In recent years, there has been growing excitement among governments, international and domestic NGOs, and entrepreneurs about the promise of inclusive innovation and growth. If only we can include the world’s poor and marginalized communities in the marketplace, they argue, we can reduce inequality, enhance development, and create more empowered citizens. Inclusive innovation usually focuses on new technologies and services designed explicitly for, and sometimes even by, poor citizens, which will create new markets and ideally, new profits for investors. This is a laudable effort, but I argue that it is limited and problematic in key ways. Using menstrual hygiene management (MHM) in India as an illustrative case study, I show that the disposable sanitary pads and MHM awareness sessions developed as affordable innovative solutions are, in essence, “anti-inclusivity machines”. First, they actually disempower the prospective users. Even as MHM researchers and innovators claim to hear women’s needs and priorities and provide a path towards true freedom and empowerment, they reinforce an understanding of poor girls and women as ignorant, primitive, irresponsible, and dependent on Western science, technology, and markets for a better life. Second, they ultimately reinforce a Western approach to innovation. While those who support MHM interventions today seem to praise grassroots MHM innovators, they emphasize the contributions of those who produce interventions that are synthetic, scalable, and commodifiable.
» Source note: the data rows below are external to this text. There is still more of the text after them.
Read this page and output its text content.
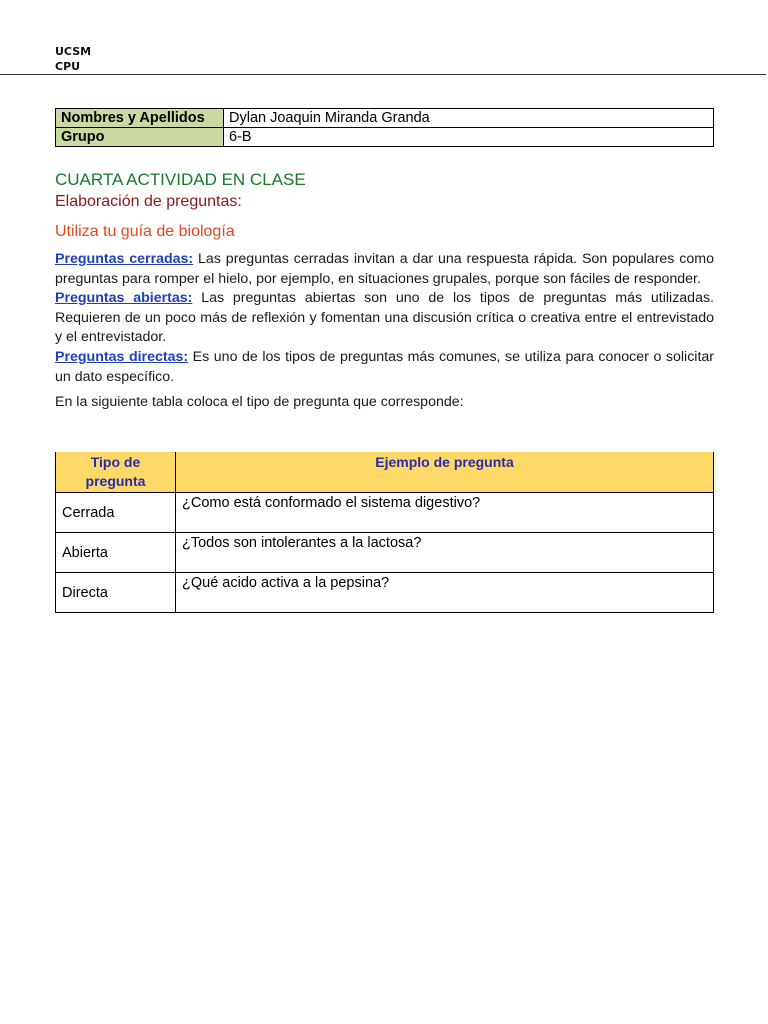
UCSM
CPU
Nombres y Apellidos	Dylan Joaquin Miranda Granda
Grupo	6-B
CUARTA ACTIVIDAD EN CLASE
Elaboración de preguntas:
Utiliza tu guía de biología

Preguntas cerradas: Las preguntas cerradas invitan a dar una respuesta rápida. Son populares como preguntas para romper el hielo, por ejemplo, en situaciones grupales, porque son fáciles de responder.

Preguntas abiertas: Las preguntas abiertas son uno de los tipos de preguntas más utilizadas. Requieren de un poco más de reflexión y fomentan una discusión crítica o creativa entre el entrevistado y el entrevistador.

Preguntas directas: Es uno de los tipos de preguntas más comunes, se utiliza para conocer o solicitar un dato específico.

En la siguiente tabla coloca el tipo de pregunta que corresponde:

Tipo de pregunta	Ejemplo de pregunta
Cerrada	¿Como está conformado el sistema digestivo?
Abierta	¿Todos son intolerantes a la lactosa?
Directa	¿Qué acido activa a la pepsina?
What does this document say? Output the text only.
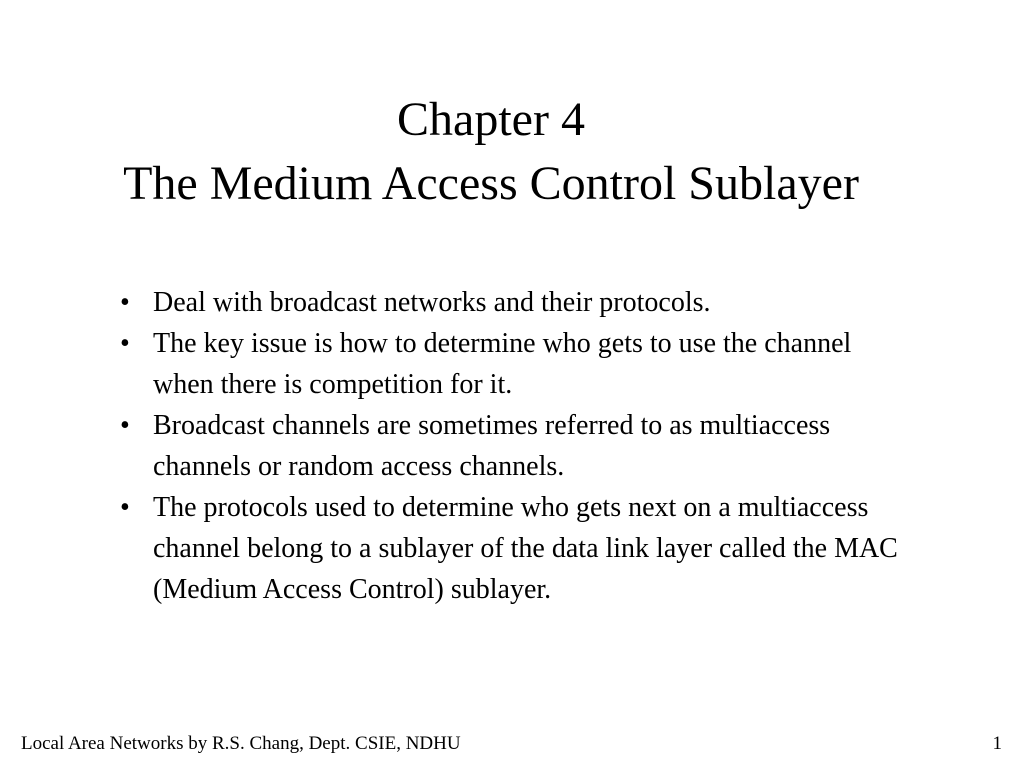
Chapter 4
The Medium Access Control Sublayer
• Deal with broadcast networks and their protocols.
• The key issue is how to determine who gets to use the channel when there is competition for it.
• Broadcast channels are sometimes referred to as multiaccess channels or random access channels.
• The protocols used to determine who gets next on a multiaccess channel belong to a sublayer of the data link layer called the MAC (Medium Access Control) sublayer.
Local Area Networks by R.S. Chang, Dept. CSIE, NDHU	1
Meanwhile, innovation that is more organic, tied to indigenous knowledge systems, informed by cultural sensitivity, and invariably produced by women are erased and even denigrated. The talk concludes that in order for international development to achieve its inclusivity goals, it must develop more open-ended approaches to eliciting citizen needs and priorities, take seriously the logics and knowledge systems that underlie indigenous approaches to a problem, and most importantly develop a deeper understanding of how and why poor girls and women innovate. They must then use this knowledge to rethink the structure of inclusive innovation efforts, rather than assuming that the ideology and institutions associated with the Western approach to innovation can be simply expanded to benefit the world’s poor.

 

Short Bio

Shobita Parthasarathy is Professor of Public Policy and Women's Studies, and Director of the Science, Technology, and Public Policy Program, at the University of Michigan. Her research investigates the politics of innovation and innovation policy, in comparative and international perspective. She writes regularly for both public and scholarly audiences, and co-hosts The Received Wisdom podcast on science, technology, policy, and society. She is also the author of two books. The first, Building Genetic Medicine: Breast Cancer, Technology, and the Comparative Politics of Health Care, informed the 2013 US Supreme Court case over gene patents. The second, Patent Politics: Life Forms, Markets, and the Public Interest in the United States and Europe, won the 2018 Robert K. Merton Prize from the American Sociological Association. Her current research explores the politics of inclusive innovation in international development, with a focus in India.